In 1923, Breton established the Salon des arts ménagers, an exhibition that immediately became a source of revenue for the Office.

The ONRSII headquarters was located at Pavillon Bellevue in Meudon, a former hotel overlooking the Seine that had served as a hospital during World War I. The Office hosted laboratories for various partners:

- Directorate of Petroleum (1923)
- French Committee on Large Dams (1926)
- Magnetism Laboratory of Aimé Cotton, where a 7-tesla electromagnet was built between 1924 and 1928
- Technical Committee for Fire Prevention (1929)
- Société du gaz de Paris
- Syndicat général of the refrigeration industry
- Chamber of Paint and Varnish Manufacturers
- Société des Aciéries de Longwy
- Établissements Saint-Chamond Granat
- Departments of the Ministry of National Defense

However, after the 1929 financial crisis, the ONRSII gradually declined, with dwindling industrial support. In 1933, the Court of Auditors investigated the Office, citing decreased activity and financial mismanagement. Feeling threatened, Breton launched a petition in 1934 to support the institution, similar to Jean Perrin’s successful petition in favor of fundamental research the previous year. Breton gathered signatures from notable academics, including four Nobel laureates: Paul Sabatier and Victor Grignard, both Nobel Prize winners in Chemistry (1912); Charles Richet, Nobel Laureate in Medicine (1913); and Louis de Broglie, Nobel Laureate in Physics (1929). However, the absence of Jean Perrin, Nobel Laureate in Physics (1926), was notable.

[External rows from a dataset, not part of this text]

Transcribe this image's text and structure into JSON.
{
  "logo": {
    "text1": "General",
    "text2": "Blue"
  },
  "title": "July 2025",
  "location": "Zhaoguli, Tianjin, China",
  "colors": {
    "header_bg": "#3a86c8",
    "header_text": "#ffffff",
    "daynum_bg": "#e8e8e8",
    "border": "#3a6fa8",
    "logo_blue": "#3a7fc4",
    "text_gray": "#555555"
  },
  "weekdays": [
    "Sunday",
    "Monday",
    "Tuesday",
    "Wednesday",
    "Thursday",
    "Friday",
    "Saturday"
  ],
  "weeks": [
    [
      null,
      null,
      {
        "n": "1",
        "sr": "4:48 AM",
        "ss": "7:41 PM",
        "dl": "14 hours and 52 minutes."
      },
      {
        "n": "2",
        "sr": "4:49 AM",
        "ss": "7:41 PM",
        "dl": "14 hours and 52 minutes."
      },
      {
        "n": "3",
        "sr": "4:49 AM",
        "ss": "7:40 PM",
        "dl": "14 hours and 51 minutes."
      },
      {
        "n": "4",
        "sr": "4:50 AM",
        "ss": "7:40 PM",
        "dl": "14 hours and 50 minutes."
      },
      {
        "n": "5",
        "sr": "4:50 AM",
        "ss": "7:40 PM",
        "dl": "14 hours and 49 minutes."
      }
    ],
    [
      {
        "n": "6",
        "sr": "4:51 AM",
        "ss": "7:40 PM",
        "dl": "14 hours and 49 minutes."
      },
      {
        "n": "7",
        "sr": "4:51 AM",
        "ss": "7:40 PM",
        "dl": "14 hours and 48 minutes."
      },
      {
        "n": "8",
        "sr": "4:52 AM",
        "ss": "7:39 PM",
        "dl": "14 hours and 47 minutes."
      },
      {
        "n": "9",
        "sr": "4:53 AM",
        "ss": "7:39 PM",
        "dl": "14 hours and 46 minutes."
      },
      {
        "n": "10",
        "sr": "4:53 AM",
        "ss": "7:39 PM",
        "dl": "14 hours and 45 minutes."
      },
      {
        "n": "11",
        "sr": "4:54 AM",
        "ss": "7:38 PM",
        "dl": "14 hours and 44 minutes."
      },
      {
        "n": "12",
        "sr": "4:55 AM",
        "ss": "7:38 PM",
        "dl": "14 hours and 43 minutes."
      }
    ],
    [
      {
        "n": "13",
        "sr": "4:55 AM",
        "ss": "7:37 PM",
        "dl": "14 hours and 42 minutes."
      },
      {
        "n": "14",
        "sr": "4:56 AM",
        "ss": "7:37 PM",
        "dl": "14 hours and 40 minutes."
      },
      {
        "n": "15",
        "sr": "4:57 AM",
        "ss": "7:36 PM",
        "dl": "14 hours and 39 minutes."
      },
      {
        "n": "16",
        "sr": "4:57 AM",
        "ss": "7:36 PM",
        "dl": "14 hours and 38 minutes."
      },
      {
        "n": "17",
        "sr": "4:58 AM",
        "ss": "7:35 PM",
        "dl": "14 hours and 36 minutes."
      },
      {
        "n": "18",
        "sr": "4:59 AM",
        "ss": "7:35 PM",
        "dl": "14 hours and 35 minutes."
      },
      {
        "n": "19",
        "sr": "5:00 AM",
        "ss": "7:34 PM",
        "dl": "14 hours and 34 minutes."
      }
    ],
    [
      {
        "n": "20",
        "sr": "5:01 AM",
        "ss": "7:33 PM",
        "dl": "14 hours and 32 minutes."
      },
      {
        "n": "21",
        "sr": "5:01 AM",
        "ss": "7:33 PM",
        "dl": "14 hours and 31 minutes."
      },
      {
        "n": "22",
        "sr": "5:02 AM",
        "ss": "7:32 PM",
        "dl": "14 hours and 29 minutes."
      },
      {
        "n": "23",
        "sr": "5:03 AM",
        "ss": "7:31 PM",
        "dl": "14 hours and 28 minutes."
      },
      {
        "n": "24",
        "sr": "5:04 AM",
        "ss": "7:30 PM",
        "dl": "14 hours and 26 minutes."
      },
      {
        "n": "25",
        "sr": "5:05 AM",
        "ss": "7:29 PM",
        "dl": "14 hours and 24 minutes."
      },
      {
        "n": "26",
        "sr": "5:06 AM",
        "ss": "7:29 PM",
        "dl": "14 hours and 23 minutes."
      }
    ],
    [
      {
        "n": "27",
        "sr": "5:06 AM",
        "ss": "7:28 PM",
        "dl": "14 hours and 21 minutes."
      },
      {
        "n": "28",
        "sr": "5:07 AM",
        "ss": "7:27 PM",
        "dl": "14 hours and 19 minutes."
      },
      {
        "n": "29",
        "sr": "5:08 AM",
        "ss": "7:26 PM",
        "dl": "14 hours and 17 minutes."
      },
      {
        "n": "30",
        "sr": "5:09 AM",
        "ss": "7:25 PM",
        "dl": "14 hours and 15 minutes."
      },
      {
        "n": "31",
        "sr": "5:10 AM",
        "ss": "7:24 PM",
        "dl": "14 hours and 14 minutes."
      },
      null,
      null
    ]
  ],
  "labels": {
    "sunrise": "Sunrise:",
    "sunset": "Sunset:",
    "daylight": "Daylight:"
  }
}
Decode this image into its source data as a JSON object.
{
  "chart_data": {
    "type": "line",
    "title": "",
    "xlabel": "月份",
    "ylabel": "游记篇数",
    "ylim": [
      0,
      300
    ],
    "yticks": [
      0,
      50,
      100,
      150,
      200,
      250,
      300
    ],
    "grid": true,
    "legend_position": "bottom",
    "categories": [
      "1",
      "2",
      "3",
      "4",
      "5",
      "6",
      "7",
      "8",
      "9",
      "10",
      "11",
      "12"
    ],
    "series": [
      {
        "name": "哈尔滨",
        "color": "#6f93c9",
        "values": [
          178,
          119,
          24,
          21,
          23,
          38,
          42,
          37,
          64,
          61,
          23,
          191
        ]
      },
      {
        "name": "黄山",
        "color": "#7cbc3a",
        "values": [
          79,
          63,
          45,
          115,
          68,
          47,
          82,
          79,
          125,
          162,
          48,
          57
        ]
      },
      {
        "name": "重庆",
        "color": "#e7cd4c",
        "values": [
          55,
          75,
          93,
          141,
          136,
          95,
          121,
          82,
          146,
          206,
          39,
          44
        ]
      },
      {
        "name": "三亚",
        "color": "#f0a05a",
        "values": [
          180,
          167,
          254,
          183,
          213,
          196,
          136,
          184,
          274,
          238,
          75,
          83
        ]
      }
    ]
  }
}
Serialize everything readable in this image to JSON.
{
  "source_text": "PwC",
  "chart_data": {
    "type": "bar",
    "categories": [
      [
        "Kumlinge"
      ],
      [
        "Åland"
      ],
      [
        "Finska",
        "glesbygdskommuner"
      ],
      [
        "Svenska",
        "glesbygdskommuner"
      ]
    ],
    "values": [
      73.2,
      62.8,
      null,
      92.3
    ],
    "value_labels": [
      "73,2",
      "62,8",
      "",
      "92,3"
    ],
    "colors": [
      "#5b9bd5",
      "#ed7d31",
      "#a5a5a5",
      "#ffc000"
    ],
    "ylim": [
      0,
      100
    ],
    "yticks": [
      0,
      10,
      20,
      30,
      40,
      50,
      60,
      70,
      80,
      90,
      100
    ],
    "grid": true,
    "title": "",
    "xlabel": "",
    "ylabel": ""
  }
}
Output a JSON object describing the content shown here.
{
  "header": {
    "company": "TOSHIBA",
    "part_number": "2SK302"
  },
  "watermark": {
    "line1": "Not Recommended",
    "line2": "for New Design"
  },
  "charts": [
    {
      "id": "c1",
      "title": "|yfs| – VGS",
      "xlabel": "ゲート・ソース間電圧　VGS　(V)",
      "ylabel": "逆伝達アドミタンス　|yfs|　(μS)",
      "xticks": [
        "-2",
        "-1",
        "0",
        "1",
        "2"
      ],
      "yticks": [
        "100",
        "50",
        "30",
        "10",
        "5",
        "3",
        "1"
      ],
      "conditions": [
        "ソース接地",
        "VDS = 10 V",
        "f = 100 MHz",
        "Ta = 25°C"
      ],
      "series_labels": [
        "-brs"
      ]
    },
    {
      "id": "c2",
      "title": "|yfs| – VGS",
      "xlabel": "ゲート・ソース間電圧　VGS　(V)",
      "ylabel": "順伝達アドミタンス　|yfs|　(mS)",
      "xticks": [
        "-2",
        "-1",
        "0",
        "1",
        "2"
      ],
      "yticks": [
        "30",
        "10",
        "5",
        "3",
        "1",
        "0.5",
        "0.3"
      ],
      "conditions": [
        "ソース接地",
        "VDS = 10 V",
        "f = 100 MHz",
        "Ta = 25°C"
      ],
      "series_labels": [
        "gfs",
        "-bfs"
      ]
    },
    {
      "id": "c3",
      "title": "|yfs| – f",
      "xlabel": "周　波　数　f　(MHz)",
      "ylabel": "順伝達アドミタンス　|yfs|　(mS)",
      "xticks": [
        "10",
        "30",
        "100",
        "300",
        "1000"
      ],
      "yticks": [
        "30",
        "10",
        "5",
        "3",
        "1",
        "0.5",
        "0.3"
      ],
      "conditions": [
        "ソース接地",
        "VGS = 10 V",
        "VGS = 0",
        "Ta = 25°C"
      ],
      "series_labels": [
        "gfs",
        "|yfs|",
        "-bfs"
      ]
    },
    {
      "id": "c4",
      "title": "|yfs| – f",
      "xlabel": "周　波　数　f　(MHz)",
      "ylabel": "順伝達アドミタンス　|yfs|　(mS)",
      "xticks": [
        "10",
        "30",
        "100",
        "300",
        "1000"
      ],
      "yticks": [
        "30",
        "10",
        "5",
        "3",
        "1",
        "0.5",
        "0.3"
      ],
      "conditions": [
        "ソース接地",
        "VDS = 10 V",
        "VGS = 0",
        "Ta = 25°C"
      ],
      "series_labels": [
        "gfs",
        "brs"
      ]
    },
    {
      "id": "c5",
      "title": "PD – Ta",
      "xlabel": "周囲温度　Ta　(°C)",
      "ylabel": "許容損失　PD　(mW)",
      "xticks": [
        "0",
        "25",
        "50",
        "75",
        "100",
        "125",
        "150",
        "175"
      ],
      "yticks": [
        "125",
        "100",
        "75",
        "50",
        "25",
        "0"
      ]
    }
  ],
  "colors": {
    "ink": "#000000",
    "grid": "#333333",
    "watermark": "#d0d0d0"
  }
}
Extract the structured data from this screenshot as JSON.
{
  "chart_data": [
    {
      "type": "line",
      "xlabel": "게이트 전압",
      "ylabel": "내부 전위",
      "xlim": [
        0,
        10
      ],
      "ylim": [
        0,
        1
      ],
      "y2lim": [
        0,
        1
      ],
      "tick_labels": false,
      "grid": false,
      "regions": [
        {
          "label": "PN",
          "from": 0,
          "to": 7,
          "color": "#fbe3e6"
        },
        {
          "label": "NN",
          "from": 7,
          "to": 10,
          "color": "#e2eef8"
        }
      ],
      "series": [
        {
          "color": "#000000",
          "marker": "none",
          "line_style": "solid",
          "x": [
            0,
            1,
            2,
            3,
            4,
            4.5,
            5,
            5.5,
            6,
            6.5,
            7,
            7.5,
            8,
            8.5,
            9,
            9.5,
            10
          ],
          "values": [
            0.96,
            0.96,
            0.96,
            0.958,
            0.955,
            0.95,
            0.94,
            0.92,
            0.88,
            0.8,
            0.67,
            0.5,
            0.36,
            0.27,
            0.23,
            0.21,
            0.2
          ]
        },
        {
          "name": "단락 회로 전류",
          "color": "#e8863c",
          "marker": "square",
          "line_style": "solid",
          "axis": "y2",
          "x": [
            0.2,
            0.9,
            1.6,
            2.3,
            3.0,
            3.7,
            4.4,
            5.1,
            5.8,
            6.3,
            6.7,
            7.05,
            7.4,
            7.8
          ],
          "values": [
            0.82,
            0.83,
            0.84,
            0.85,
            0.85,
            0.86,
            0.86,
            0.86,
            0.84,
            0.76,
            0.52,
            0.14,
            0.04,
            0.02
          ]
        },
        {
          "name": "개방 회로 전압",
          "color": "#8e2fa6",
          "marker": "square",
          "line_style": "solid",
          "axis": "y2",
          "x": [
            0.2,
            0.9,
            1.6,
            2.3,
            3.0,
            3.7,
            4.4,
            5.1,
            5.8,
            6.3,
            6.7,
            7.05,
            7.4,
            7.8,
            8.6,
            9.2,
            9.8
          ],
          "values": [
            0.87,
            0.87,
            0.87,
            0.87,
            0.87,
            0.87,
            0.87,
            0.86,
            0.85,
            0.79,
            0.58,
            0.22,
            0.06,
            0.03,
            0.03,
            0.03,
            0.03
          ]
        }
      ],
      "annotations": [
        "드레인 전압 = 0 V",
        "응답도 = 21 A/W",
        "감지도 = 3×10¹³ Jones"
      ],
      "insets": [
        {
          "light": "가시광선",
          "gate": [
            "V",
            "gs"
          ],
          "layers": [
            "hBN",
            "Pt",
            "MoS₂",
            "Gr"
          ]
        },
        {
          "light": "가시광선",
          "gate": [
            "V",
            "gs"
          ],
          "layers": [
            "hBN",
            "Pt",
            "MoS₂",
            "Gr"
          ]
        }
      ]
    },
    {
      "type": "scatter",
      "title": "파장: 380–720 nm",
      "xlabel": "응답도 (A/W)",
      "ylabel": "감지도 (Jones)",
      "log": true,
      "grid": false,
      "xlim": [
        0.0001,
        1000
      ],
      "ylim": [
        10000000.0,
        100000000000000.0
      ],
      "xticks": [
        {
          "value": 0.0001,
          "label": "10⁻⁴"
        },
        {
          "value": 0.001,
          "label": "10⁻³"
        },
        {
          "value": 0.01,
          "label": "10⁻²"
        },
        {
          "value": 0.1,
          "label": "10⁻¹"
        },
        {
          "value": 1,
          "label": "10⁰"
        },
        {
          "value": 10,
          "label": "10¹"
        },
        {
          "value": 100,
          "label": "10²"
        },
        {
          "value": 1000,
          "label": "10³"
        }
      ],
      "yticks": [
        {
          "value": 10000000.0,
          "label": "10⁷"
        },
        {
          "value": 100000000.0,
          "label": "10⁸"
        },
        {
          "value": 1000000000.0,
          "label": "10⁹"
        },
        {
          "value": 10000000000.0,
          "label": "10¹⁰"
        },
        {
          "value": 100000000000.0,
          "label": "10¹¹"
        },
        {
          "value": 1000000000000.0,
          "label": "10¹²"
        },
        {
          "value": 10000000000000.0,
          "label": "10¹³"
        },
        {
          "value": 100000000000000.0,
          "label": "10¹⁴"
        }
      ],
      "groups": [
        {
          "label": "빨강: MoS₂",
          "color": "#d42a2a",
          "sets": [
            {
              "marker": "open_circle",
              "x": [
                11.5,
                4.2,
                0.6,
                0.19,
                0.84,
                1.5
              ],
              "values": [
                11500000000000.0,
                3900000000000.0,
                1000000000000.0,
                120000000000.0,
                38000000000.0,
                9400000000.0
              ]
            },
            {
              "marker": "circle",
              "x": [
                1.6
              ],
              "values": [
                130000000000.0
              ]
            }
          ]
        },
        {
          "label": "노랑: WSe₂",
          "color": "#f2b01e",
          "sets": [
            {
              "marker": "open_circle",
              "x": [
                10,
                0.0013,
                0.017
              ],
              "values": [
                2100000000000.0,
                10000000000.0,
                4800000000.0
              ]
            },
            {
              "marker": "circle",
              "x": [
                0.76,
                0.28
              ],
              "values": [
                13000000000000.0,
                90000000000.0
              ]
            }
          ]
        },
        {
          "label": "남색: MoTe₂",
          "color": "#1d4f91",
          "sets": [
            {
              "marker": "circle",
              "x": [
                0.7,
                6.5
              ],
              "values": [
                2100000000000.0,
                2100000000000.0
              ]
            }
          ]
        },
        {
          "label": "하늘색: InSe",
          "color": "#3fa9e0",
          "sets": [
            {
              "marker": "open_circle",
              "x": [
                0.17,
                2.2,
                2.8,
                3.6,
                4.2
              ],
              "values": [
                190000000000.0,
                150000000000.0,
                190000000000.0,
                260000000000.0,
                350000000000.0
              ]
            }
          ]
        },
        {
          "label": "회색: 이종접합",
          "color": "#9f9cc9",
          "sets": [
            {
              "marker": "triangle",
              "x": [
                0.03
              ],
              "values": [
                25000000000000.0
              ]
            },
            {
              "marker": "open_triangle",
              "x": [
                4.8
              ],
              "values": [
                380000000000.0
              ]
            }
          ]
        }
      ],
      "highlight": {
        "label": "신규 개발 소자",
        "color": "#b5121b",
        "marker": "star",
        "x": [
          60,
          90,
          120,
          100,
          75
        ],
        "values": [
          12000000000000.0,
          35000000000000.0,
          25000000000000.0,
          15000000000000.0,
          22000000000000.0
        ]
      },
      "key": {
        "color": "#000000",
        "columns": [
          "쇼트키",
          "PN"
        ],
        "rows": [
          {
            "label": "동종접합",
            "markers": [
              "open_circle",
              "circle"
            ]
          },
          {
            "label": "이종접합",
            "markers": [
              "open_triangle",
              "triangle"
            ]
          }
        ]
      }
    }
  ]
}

The Pierre Laval government preserved the ONRSII but cut its public subsidies, forcing it to rely solely on industrial funding and its own revenue.

In 1938, due to health issues, Jules-Louis Breton was forced to retire. The Office was dissolved and replaced by the Centre national de la recherche scientifique appliquée (CNRSA), under the leadership of Henri Longchambon, professor of mineralogy and Dean of the Faculty of Sciences in Lyon.